Pacemaker (Dual Chamber)
CLINICAL HISTORY: This 78-year-old black woman has a history of hypertension, but no other cardiac problems. She noted complaints of fatigue, lightheadedness, and severe dyspnea on exertion. She was evaluated by her PCP on January 31st and her ECG showed sinus bradycardia with a rate of 37 beats per minute. She has had intermittent severe sinus bradycardia alternating with a normal sinus rhythm, consistent with sinoatrial exit block, and she is on no medications known to cause bradycardia. An echocardiogram showed an ejection fraction of 70% without significant valvular heart disease.
PROCEDURE: Implantation of a dual chamber permanent pacemaker.
APPROACH: Left cephalic vein.
LEADS IMPLANTED: Medtronic model 5076-45 in the right atrium, serial number PJN983322V. Medtronic 5076-52 in the right ventricle, serial number PJN961008V.
DEVICE IMPLANTED: Medtronic EnRhythm model P1501VR, serial number PNP422256H.
LEAD PERFORMANCE: Atrial threshold less than 1.3 volts at 0.5 milliseconds. P wave 3.3 millivolts. Impedance 572 ohms. Right ventricle threshold 0.9 volts at 0.5 milliseconds. R wave 10.3. Impedance 855.
ESTIMATED BLOOD LOSS: 20 mL.
DESCRIPTION OF PROCEDURE: The patient was brought to the electrophysiology laboratory in a fasting state and intravenous sedation was provided as needed with Versed and fentanyl. The left neck and chest were prepped and draped in the usual manner and the skin and subcutaneous tissues below the left clavicle were infiltrated with 1% lidocaine for local anesthesia. A 2-1/2-inch incision was made below the left clavicle and electrocautery was used for hemostasis. Dissection was carried out to the level of the pectoralis fascia and extended caudally to create a pocket for the pulse generator.
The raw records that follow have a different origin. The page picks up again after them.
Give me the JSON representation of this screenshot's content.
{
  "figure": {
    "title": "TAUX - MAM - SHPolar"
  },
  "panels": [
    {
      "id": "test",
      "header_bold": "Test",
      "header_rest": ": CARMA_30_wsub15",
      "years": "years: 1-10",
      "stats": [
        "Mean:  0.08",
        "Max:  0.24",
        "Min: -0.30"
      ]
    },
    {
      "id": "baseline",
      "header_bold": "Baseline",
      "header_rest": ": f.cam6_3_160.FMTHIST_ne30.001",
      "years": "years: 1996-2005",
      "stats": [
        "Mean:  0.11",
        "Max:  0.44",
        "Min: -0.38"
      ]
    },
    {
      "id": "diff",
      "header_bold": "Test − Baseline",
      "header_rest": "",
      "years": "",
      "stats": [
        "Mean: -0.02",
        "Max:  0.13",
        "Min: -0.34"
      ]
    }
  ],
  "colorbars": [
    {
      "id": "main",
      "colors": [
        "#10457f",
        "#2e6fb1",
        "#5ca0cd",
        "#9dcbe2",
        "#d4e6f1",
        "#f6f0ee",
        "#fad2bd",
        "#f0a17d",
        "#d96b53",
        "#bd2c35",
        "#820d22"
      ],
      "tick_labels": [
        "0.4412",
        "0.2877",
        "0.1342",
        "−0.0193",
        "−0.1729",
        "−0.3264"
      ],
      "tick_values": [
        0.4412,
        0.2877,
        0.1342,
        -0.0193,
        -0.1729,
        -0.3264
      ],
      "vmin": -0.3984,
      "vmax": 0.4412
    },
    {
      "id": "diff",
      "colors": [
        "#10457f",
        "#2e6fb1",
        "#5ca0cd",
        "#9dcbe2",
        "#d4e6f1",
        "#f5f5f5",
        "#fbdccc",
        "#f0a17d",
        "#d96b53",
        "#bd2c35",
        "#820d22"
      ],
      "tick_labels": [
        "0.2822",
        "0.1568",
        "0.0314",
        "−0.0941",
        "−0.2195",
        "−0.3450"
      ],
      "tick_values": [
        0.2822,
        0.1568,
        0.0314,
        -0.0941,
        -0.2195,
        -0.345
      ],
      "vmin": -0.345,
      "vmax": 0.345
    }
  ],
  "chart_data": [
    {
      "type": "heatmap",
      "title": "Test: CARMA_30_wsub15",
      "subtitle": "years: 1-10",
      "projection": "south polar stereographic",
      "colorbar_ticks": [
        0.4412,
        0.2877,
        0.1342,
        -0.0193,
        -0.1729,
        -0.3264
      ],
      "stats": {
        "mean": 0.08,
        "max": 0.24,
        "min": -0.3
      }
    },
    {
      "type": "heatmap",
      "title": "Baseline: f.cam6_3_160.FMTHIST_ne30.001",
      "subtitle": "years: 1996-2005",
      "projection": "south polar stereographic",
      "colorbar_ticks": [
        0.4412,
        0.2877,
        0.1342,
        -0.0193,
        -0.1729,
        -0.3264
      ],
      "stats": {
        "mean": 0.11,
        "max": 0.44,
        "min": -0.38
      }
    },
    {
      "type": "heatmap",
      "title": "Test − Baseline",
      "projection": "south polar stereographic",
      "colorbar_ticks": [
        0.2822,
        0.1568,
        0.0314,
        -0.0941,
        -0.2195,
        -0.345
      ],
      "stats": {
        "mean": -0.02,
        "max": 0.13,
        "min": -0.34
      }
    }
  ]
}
The deltopectoral groove was explored and a medium-sized cephalic vein was identified. The distal end of the vein was ligated and a venotomy was performed. Two guide wires were advanced to the superior vena cava and peel-away introducer sheaths were used to insert the two pacing leads. The venous pressures were elevated and there was a fair amount of back-bleeding from the vein, so a 3-0 Monocryl figure-of-eight stitch was placed around the tissue surrounding the vein for hemostasis. The right ventricular lead was placed in the high RV septum and the right atrial lead was placed in the right atrial appendage. The leads were tested with a pacing systems analyzer and the results are noted above. The leads were then anchored in place with #0-silk around their suture sleeve and connected to the pulse generator. The pacemaker was noted to function appropriately. The pocket was then irrigated with antibiotic solution and the pacemaker system was placed in the pocket. The incision was closed with two layers of 3-0 Monocryl and a subcuticular closure of 4-0 Monocryl. The incision was dressed with Steri-Strips and a sterile bandage and the patient was returned to her room in good condition.
IMPRESSION: Successful implantation of a dual chamber permanent pacemaker via the left cephalic vein. The patient will be observed overnight and will go home in the morning.